Seamless Integration

Mental health screenings are fairly routine at annual wellness visits now, with patients asked to answer questions about their general state of mind, whether they feel emotionally supported by friends and family or if they engage in activities that bring them joy.

These screenings help identify patients who might need behavioral health support. Then it becomes a team effort to develop a plan that works for that patient, whether that means starting medication or connecting with a behavioral health care manager.

“I review patients’ charts to clarify diagnoses and recommend treatment plans, often starting with medication that can be prescribed and assessed by the primary care provider,” says Sara Pawlowski, MD, a psychiatrist with UVM Health Network and Assistant Professor and Division Chief of Primary Care Mental Health Integration at UVM’s Larner College of Medicine. “This helps a patient sooner because they don’t need to wait for an appointment with a mental health provider to start their treatment.”

“I work to understand each patient’s situation and needs to find the most appropriate intervention,” says Kerry Stanley, LICSW, a behavioral health care manager with UVM Medical Center. “Many patients managing chronic illness are at risk for depression and withdraw from social interaction or activities that bring them joy. I help them understand the cycle of depression and find ways to reduce barriers to doing more of the things they used to care about.”

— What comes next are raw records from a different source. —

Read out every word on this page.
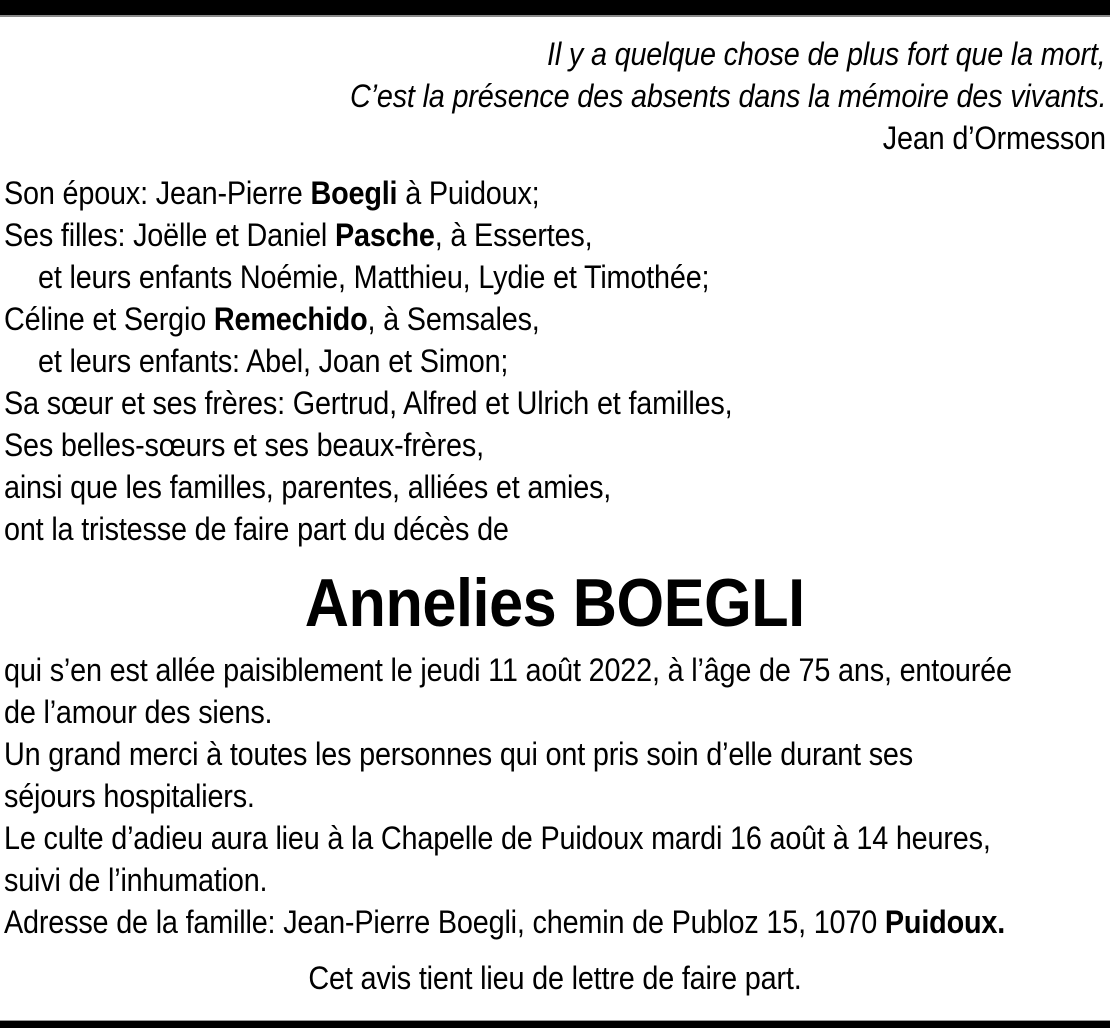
Il y a quelque chose de plus fort que la mort,
C’est la présence des absents dans la mémoire des vivants.
Jean d’Ormesson
Son époux: Jean-Pierre Boegli à Puidoux;
Ses filles: Joëlle et Daniel Pasche, à Essertes,
et leurs enfants Noémie, Matthieu, Lydie et Timothée;
Céline et Sergio Remechido, à Semsales,
et leurs enfants: Abel, Joan et Simon;
Sa sœur et ses frères: Gertrud, Alfred et Ulrich et familles,
Ses belles-sœurs et ses beaux-frères,
ainsi que les familles, parentes, alliées et amies,
ont la tristesse de faire part du décès de
Annelies BOEGLI
qui s’en est allée paisiblement le jeudi 11 août 2022, à l’âge de 75 ans, entourée
de l’amour des siens.
Un grand merci à toutes les personnes qui ont pris soin d’elle durant ses
séjours hospitaliers.
Le culte d’adieu aura lieu à la Chapelle de Puidoux mardi 16 août à 14 heures,
suivi de l’inhumation.
Adresse de la famille: Jean-Pierre Boegli, chemin de Publoz 15, 1070 Puidoux.
Cet avis tient lieu de lettre de faire part.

Behavioral health care managers can also recognize when patients aren’t taking medications as prescribed or recognize when medications aren’t working as expected.

“A big reason patients don’t take their medication is because of side effects, so I work with the patient and their primary care provider on a plan that works for them,” says Stanley. “For example, if a medication makes a patient sleepy, the patient may be able to switch to taking it at night.”

The Future of Primary Care

“This model entails more than simply co-locating primary and mental health services in one location,” says Maureen Leahy, director of neurology and psychiatry for the UVMHN Medical Group.

By working with those who specialize in mental health, primary care providers gain valuable knowledge to better help all of their patients with mental health concerns, especially those concerns that are increasingly common.

“We focus quite a bit on anxiety and depression because they are widespread complaints and we know they can get in the way of other health care treatments,” says Dr. Althoff.

“With the support of Dr. Pawlowski [the physician leader of the new project], I keep learning what’s working, so I can manage more of my patients’ mental health concerns on my own,” says Clara Keegan, MD, a primary care physician with UVM Medical Center Family Medicine in South Burlington and Associate Professor, Department of Family Medicine at UVM’s Larner College of Medicine.

Collaborative Care Everywhere

The model is now in place at four Burlington-area primary care clinics – with three more being added this summer – and four Middlebury-area clinics.

The biggest obstacle to bringing the model to more UVM Health Network primary care clinics across Vermont and northern New York is workforce shortages.

“Finding and keeping behavioral health care managers has been hard. We’re also trying to add psychologists to the program, but hiring has been a challenge,” says Dr. Keegan.

Of course, not every mental health concern can be fully addressed by this model of collaborative care. For patients with more serious mental health concerns, “this model can offer patients a bridge to more acute or inpatient care. We can help them stabilize until that care is available, which can take months,” says Stanley.

By partnering with primary care providers to deliver the more routine mental health care, psychiatrists have time to see more of those patients with greater needs. 

“It’s a different way of being a mental health provider,” says Dr. Pawlowski. “It’s a smart and creative way to use a scarce resource, allowing us to bring care to more people across our region.”